Emil Post studied the r.e. Turing degrees and asked whether there is any r.e. degree strictly between 0 and 0′. The problem of constructing such a degree (or showing that none exist) became known as Post's problem. This problem was solved independently by Friedberg and Muchnik in the 1950s, who showed that these intermediate r.e. degrees do exist. Their proofs each developed the same new method for constructing r.e degrees which came to be known as the priority method. The priority method is now the main technique for establishing results about r.e. sets.

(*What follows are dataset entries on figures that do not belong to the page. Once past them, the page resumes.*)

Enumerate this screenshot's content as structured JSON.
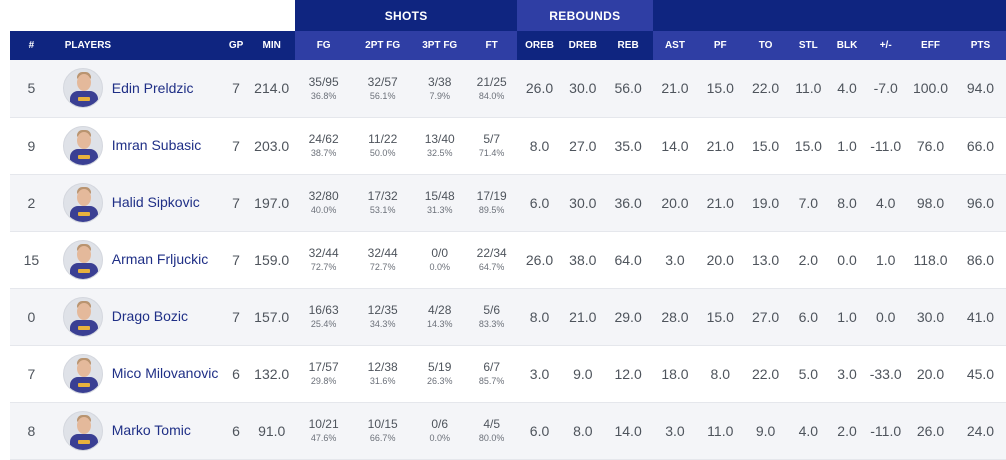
{
  "groups": {
    "shots": "SHOTS",
    "rebounds": "REBOUNDS"
  },
  "headers": {
    "num": "#",
    "players": "PLAYERS",
    "gp": "GP",
    "min": "MIN",
    "fg": "FG",
    "fg2": "2PT FG",
    "fg3": "3PT FG",
    "ft": "FT",
    "oreb": "OREB",
    "dreb": "DREB",
    "reb": "REB",
    "ast": "AST",
    "pf": "PF",
    "to": "TO",
    "stl": "STL",
    "blk": "BLK",
    "pm": "+/-",
    "eff": "EFF",
    "pts": "PTS"
  },
  "rows": [
    {
      "num": "5",
      "name": "Edin Preldzic",
      "gp": "7",
      "min": "214.0",
      "fg": "35/95",
      "fg_pct": "36.8%",
      "fg2": "32/57",
      "fg2_pct": "56.1%",
      "fg3": "3/38",
      "fg3_pct": "7.9%",
      "ft": "21/25",
      "ft_pct": "84.0%",
      "oreb": "26.0",
      "dreb": "30.0",
      "reb": "56.0",
      "ast": "21.0",
      "pf": "15.0",
      "to": "22.0",
      "stl": "11.0",
      "blk": "4.0",
      "pm": "-7.0",
      "eff": "100.0",
      "pts": "94.0"
    },
    {
      "num": "9",
      "name": "Imran Subasic",
      "gp": "7",
      "min": "203.0",
      "fg": "24/62",
      "fg_pct": "38.7%",
      "fg2": "11/22",
      "fg2_pct": "50.0%",
      "fg3": "13/40",
      "fg3_pct": "32.5%",
      "ft": "5/7",
      "ft_pct": "71.4%",
      "oreb": "8.0",
      "dreb": "27.0",
      "reb": "35.0",
      "ast": "14.0",
      "pf": "21.0",
      "to": "15.0",
      "stl": "15.0",
      "blk": "1.0",
      "pm": "-11.0",
      "eff": "76.0",
      "pts": "66.0"
    },
    {
      "num": "2",
      "name": "Halid Sipkovic",
      "gp": "7",
      "min": "197.0",
      "fg": "32/80",
      "fg_pct": "40.0%",
      "fg2": "17/32",
      "fg2_pct": "53.1%",
      "fg3": "15/48",
      "fg3_pct": "31.3%",
      "ft": "17/19",
      "ft_pct": "89.5%",
      "oreb": "6.0",
      "dreb": "30.0",
      "reb": "36.0",
      "ast": "20.0",
      "pf": "21.0",
      "to": "19.0",
      "stl": "7.0",
      "blk": "8.0",
      "pm": "4.0",
      "eff": "98.0",
      "pts": "96.0"
    },
    {
      "num": "15",
      "name": "Arman Frljuckic",
      "gp": "7",
      "min": "159.0",
      "fg": "32/44",
      "fg_pct": "72.7%",
      "fg2": "32/44",
      "fg2_pct": "72.7%",
      "fg3": "0/0",
      "fg3_pct": "0.0%",
      "ft": "22/34",
      "ft_pct": "64.7%",
      "oreb": "26.0",
      "dreb": "38.0",
      "reb": "64.0",
      "ast": "3.0",
      "pf": "20.0",
      "to": "13.0",
      "stl": "2.0",
      "blk": "0.0",
      "pm": "1.0",
      "eff": "118.0",
      "pts": "86.0"
    },
    {
      "num": "0",
      "name": "Drago Bozic",
      "gp": "7",
      "min": "157.0",
      "fg": "16/63",
      "fg_pct": "25.4%",
      "fg2": "12/35",
      "fg2_pct": "34.3%",
      "fg3": "4/28",
      "fg3_pct": "14.3%",
      "ft": "5/6",
      "ft_pct": "83.3%",
      "oreb": "8.0",
      "dreb": "21.0",
      "reb": "29.0",
      "ast": "28.0",
      "pf": "15.0",
      "to": "27.0",
      "stl": "6.0",
      "blk": "1.0",
      "pm": "0.0",
      "eff": "30.0",
      "pts": "41.0"
    },
    {
      "num": "7",
      "name": "Mico Milovanovic",
      "gp": "6",
      "min": "132.0",
      "fg": "17/57",
      "fg_pct": "29.8%",
      "fg2": "12/38",
      "fg2_pct": "31.6%",
      "fg3": "5/19",
      "fg3_pct": "26.3%",
      "ft": "6/7",
      "ft_pct": "85.7%",
      "oreb": "3.0",
      "dreb": "9.0",
      "reb": "12.0",
      "ast": "18.0",
      "pf": "8.0",
      "to": "22.0",
      "stl": "5.0",
      "blk": "3.0",
      "pm": "-33.0",
      "eff": "20.0",
      "pts": "45.0"
    },
    {
      "num": "8",
      "name": "Marko Tomic",
      "gp": "6",
      "min": "91.0",
      "fg": "10/21",
      "fg_pct": "47.6%",
      "fg2": "10/15",
      "fg2_pct": "66.7%",
      "fg3": "0/6",
      "fg3_pct": "0.0%",
      "ft": "4/5",
      "ft_pct": "80.0%",
      "oreb": "6.0",
      "dreb": "8.0",
      "reb": "14.0",
      "ast": "3.0",
      "pf": "11.0",
      "to": "9.0",
      "stl": "4.0",
      "blk": "2.0",
      "pm": "-11.0",
      "eff": "26.0",
      "pts": "24.0"
    }
  ]
}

The idea of the priority method for constructing an r.e. set X is to list a countable sequence of requirements that X must satisfy. For example, to construct an r.e. set X between 0 and 0′ it is enough to satisfy the requirements A_e and B_e for each natural number e, where A_e requires that the oracle machine with index e does not compute 0′ from X and B_e requires that the Turing machine with index e (and no oracle) does not compute X. These requirements are put into a priority ordering, which is an explicit bijection of the requirements and the natural numbers. The proof proceeds inductively with one stage for each natural number; these stages can be thought of as steps of time during which the set X is enumerated. At each stage, numbers may put into X or forever prevented from entering X in an attempt to satisfy requirements (that is, force them to hold once all of X has been enumerated). Sometimes, a number can be enumerated into X to satisfy one requirement but doing this would cause a previously satisfied requirement to become unsatisfied (that is, to be injured). The priority order on requirements is used to determine which requirement to satisfy in this case. The informal idea is that if a requirement is injured then it will eventually stop being injured after all higher priority requirements have stopped being injured, although not every priority argument has this property. An argument must be made that the overall set X is r.e. and satisfies all the requirements. Priority arguments can be used to prove many facts about r.e. sets; the requirements used and the manner in which they are satisfied must be carefully chosen to produce the required result.